Who cares that Brooks doesn't know adjectives from verbs? We all know what he means. Later in the date, after he and Des have ascended in their Smart car to a mountain ridge overlooking vast pastures of cumulonimbus clouds, after they've raised their held hands to the sky and shouted, “We're on cloud nine!”, they settle in for an intimate dinner in front of the cameras on a torch-lit Madeira balcony. Red wine, flickering shadows, untouched food. Brooks dutifully explains how he's all about family, then brings up his “adjectives” suggestion from earlier in the day. “Oh, I have some!” Des exclaims. These are the “adjectives” Des has come up with to signify levels of affection between “like” and “love”: “stepping,” “skipping,” “running,” and “finish line.” Des thinks she and Brooks are “running.”

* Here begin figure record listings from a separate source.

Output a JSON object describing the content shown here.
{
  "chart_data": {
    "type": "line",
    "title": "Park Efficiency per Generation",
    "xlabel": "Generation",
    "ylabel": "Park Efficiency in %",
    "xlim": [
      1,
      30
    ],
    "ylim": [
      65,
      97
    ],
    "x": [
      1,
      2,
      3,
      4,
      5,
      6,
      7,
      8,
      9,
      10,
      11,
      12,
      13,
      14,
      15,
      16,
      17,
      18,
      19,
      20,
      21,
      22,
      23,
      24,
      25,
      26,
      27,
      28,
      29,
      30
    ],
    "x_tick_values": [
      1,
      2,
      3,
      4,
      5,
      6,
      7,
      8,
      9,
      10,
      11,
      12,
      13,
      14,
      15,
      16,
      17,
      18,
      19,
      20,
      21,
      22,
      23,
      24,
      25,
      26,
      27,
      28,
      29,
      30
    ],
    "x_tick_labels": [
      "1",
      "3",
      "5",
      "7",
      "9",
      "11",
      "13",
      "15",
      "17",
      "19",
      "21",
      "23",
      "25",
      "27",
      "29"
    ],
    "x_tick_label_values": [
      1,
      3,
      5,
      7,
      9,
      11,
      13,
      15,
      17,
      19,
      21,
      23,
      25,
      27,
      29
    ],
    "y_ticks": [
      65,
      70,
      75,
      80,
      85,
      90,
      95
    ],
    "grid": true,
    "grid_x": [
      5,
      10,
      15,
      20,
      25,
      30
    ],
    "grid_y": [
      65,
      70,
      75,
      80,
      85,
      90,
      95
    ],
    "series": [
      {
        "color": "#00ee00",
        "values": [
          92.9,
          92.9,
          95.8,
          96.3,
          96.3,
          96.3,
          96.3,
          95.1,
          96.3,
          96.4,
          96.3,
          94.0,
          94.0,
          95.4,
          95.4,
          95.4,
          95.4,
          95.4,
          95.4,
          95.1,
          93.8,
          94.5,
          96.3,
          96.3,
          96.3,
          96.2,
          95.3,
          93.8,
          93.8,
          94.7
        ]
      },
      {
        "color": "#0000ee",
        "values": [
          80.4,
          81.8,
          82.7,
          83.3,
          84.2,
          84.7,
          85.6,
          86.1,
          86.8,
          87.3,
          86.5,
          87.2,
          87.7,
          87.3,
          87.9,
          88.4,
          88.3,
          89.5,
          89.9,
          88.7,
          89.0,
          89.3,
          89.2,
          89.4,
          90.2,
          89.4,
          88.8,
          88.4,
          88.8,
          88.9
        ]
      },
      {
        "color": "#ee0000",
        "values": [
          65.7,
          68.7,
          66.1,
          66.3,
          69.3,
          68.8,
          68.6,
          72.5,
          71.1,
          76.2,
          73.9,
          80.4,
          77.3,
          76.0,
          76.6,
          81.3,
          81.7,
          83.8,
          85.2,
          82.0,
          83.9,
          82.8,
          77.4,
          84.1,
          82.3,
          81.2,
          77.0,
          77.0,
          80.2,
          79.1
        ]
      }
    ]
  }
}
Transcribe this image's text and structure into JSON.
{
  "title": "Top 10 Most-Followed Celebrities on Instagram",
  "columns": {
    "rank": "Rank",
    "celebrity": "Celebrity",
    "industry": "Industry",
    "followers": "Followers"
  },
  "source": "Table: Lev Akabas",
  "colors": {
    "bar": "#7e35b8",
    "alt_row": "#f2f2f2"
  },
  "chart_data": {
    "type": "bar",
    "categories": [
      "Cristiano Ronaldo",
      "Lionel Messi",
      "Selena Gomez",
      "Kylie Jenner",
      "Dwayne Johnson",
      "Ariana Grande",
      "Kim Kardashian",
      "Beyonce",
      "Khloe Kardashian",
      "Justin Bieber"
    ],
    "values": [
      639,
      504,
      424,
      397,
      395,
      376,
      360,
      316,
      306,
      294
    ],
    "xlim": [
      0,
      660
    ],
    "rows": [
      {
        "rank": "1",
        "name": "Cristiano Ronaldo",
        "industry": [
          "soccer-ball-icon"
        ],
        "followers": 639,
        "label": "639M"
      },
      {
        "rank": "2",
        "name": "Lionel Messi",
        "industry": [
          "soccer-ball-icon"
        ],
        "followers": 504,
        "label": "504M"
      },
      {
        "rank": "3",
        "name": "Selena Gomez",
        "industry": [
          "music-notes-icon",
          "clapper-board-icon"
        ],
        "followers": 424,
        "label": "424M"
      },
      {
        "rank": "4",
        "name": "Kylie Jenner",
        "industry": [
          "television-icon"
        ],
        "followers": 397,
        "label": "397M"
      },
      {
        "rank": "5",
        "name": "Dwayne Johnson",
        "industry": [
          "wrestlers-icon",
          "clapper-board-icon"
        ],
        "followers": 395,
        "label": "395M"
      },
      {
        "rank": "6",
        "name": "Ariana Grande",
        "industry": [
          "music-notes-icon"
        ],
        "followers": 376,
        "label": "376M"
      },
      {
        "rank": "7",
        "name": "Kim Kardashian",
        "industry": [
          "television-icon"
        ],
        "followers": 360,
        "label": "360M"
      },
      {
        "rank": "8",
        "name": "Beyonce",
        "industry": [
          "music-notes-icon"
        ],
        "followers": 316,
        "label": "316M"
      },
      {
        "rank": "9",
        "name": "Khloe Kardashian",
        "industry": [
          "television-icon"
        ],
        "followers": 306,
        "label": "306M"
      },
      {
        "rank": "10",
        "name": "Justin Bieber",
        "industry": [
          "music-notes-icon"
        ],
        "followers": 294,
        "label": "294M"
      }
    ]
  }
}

Traditionally, our culture has turned to poetry to express the inexpressible, transcend outmoded forms of speech, and, in the words of Mallarmé as restated by Eliot, “purify the dialect of the tribe.” Des, a bridal stylist by trade, is also an amateur poet—as is Chris, a mortgage broker and former professional baseball player, and another of the three finalists in the quest for Des' heart. On their Madeira one-on-one, they co-wrote a poem, three quatrains in loosely metered rhyme and slant rhyme:

Experiences we share together
keep the memories close to heart,
so that with time
our love never parts.

No matter the distance
or the hours away,
know that I'm somewhere
thinking of you.

Just as the waves
crash into the shore,
I long for the day
that I will be with you forevermore.

Better, in my judgment, are Des' impromptu free-verse poems (so they seem to me), like this one from last season's Bachelor, on which she was a contestant (line breaks mine):

No, you know what I do have,
I do have a deeper side, though, like,
I'm very like, you know, I'm very spiritual,
I'm very emotional, I'm very like—
I think differently, I think, than a lot of people?
So I don't just think like on the surface,
I kind of like, I enjoy life,
and I enjoy the beauty of life,
and that's why I'm happy every day.
And I can know that what I have
may be what you want,
and I don't worry about anybody else.
You know what I mean?

That put me in mind of one of my favorite love poems, Robert Creeley's “For Love.” My girlfriend gave me a copy of it not long after we started dating; these days, I'm happy to report, we're “at the finish line.” Des should try reciting it on one of this season's remaining episodes to Chris or Brooks or Drew. “Yesterday,” I imagine her beginning,

I wanted to
speak of it, that sense above
the others to me
important because all

that I know derives
from what it teaches me.
Today, what is it that
is finally so helpless,

different, despairs of its own
statement, wants to
turn away, endlessly
to turn away. ...

And after Des recites the rest of the poem, Chris or Brooks or Drew will nod or smile or embrace her or say, “That was lovely,”—or maybe just be silent for a little while.